JK’s most lasting legacy, of course, was the fantastically futuristic capital he built in under 4 years in the middle of what was then nowhere; Brasília. For this pharaonic undertaking, he hired renowned Modernist architect Oscar Niemeyer – but not for the first time. By the time Kubitschek was sworn in as president, he and Niemeyer had a friendship and working relationship that dated to the early 1940s and the beginning of their respective careers.
In 1940, Kubitschek had just been elected mayor of Minas Gerais’ capital of Belo Horizonte. Founded in 1897, “BH” was one of Brazil’s first planned cities and was still very much in its early stages of growth. In keeping with his nickname of “prefeito furacão” (“the hurricane mayor”), Kubitschek invested heavily in Belo Horizonte’s urban development. Among his most visionary plans was to create an entirely new neighborhood dedicated to leisure ad recreation. For this purpose, he hired Niemeyer, a young disciple of Le Corbusier from Rio de Janeiro, to design an ensemble of buildings that would surround an artificial lake known as the Lagoa de Pampulha.
The resulting oeuvre included a church, dance hall, tennis/yacht club, and a casino (transformed into a museum following the prohibition of gambling halls). Known collectively as the Conjunto Arquitetônico de Pampulha, Niemeyer’s curvaceous concrete edifices shocked Belo Horizonte’s conservative and provincial elites. At the same time, they revolutionized Modernist architecture and cemented the working relationship between Kubitschek and Niemeyer.
As a result, in 1950, when Kubitschek was elected governor of Minas Gerais, one of the first things he did was to call upon Niemeyer to create some more Modernist magic – only this time in his hometown of Diamantina. Between 1950 and 1954, a quartet of Niemeyer’s clean-lined, concrete edifices were erected amidst Diamantina’s wild rocky landscapes and baroque treasures: the Diamantina Tênis Clube, the Hotel Tijuco, the university’s dentistry faculty, and the Escola Júlia Kubitschek (a public school named in honor of JK’s mother, who was an elementary school teacher).
Today only two of these buildings remain preserved and operational. Local schoolchildren still study in the airy, illuminated classrooms of the Escola Júlia Kubitschek. Meanwhile tourists continue to check into the spacious, minimalist, yet cozy (due to lots of natural wood fixtures) Hotel Tijuco, whose verandas offer stunning views of the city and surrounding Serra dos Cristais mountain range (rates are incredibly affordable).
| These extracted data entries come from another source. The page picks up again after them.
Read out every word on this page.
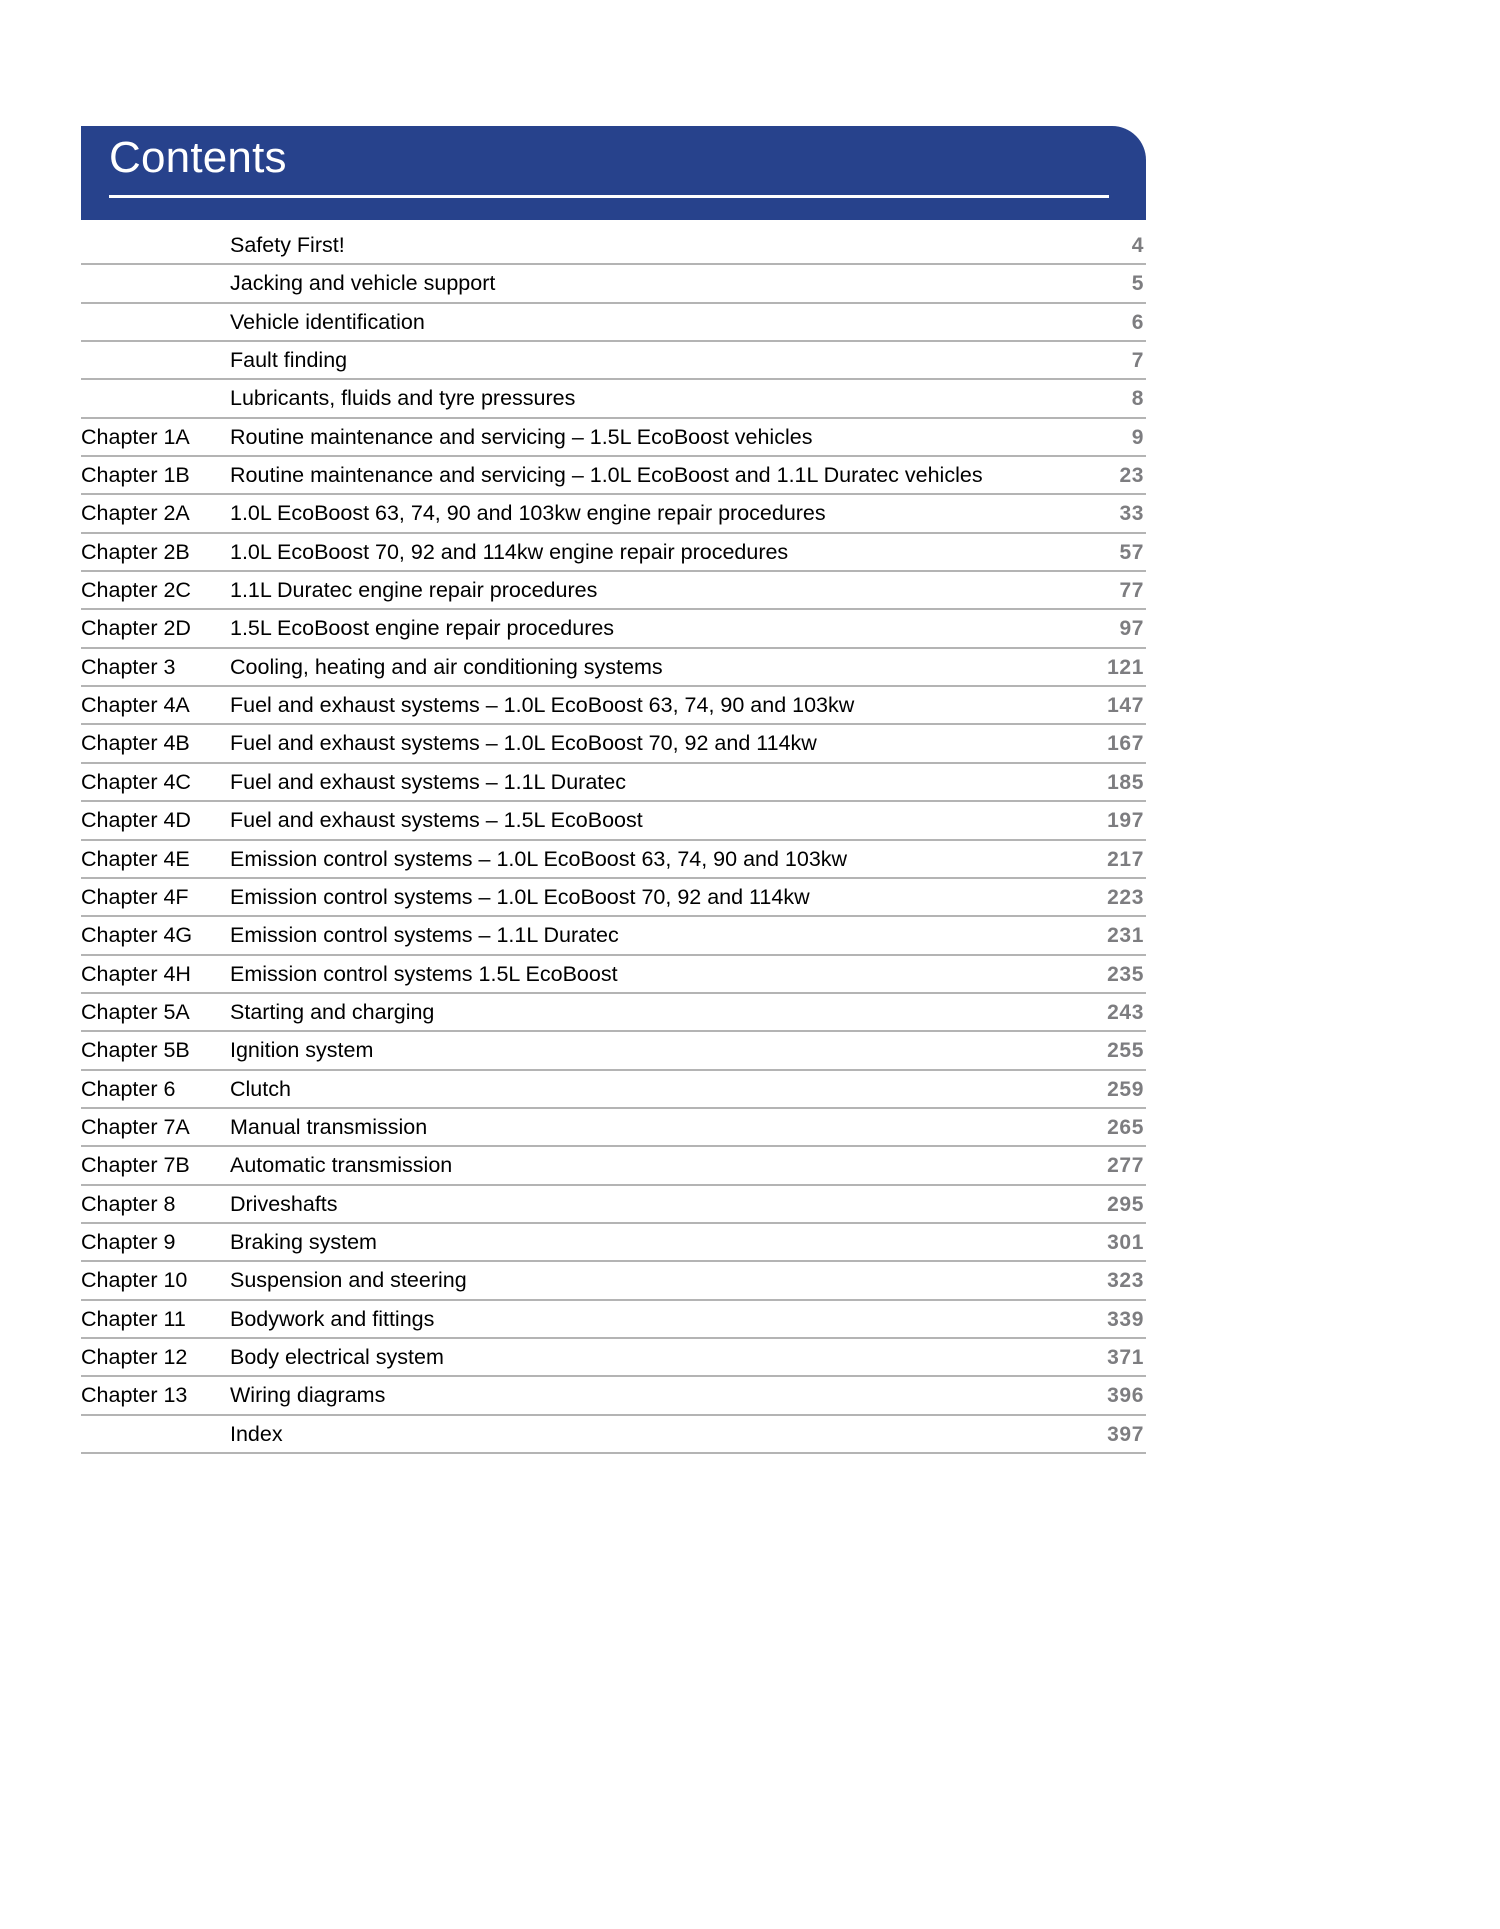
Contents
Safety First!	4
Jacking and vehicle support	5
Vehicle identification	6
Fault finding	7
Lubricants, fluids and tyre pressures	8
Chapter 1A	Routine maintenance and servicing – 1.5L EcoBoost vehicles	9
Chapter 1B	Routine maintenance and servicing – 1.0L EcoBoost and 1.1L Duratec vehicles	23
Chapter 2A	1.0L EcoBoost 63, 74, 90 and 103kw engine repair procedures	33
Chapter 2B	1.0L EcoBoost 70, 92 and 114kw engine repair procedures	57
Chapter 2C	1.1L Duratec engine repair procedures	77
Chapter 2D	1.5L EcoBoost engine repair procedures	97
Chapter 3	Cooling, heating and air conditioning systems	121
Chapter 4A	Fuel and exhaust systems – 1.0L EcoBoost 63, 74, 90 and 103kw	147
Chapter 4B	Fuel and exhaust systems – 1.0L EcoBoost 70, 92 and 114kw	167
Chapter 4C	Fuel and exhaust systems – 1.1L Duratec	185
Chapter 4D	Fuel and exhaust systems – 1.5L EcoBoost	197
Chapter 4E	Emission control systems – 1.0L EcoBoost 63, 74, 90 and 103kw	217
Chapter 4F	Emission control systems – 1.0L EcoBoost 70, 92 and 114kw	223
Chapter 4G	Emission control systems – 1.1L Duratec	231
Chapter 4H	Emission control systems 1.5L EcoBoost	235
Chapter 5A	Starting and charging	243
Chapter 5B	Ignition system	255
Chapter 6	Clutch	259
Chapter 7A	Manual transmission	265
Chapter 7B	Automatic transmission	277
Chapter 8	Driveshafts	295
Chapter 9	Braking system	301
Chapter 10	Suspension and steering	323
Chapter 11	Bodywork and fittings	339
Chapter 12	Body electrical system	371
Chapter 13	Wiring diagrams	396
Index	397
Niemeyer’s Diamantina oeuvre is notably different from both his prior undertakings in Belo Horizonte and his future ones in Brasília, in which he projected Modernist microcosms onto tabula rasas. In Diamantina, he was faced with the question of how to integrate (or not) Modernist architecture with pre-existing historical buildings. At the time, the reigning theory in Brazil was that new constructions should do everything possible to distinguish themselves – and Niemeyer’s buildings in Diamantina certainly hew true to this credo.
Interestingly, at the same time that Niemeyer left his mark on Diamantina, the baroque city also made an indelible impression upon the Modernist master. One of Diamantina’s most famed and unusual landmarks is the Mercado Municipal (featured above). Built in 1835, the market anchors the lively central square of Praça Barão de Guaicui and boasts wooden arches, painted blue and red, which are impressive in their simplicity.
Indeed, they so impressed Niemeyer that when the architect was summoned by his friend Kubitschek to dream up a design for what was to become the Palácio da Alvorada, the official presidential residence in Brasília, he drew upon his memories of Diamantina’s marketplace for inspiration. As such, while it’s possible to find seeds of Brasília in Diamantina, it’s also possible to encounter vestiges of the colonial diamond mining town in the nation’s futuristic capital.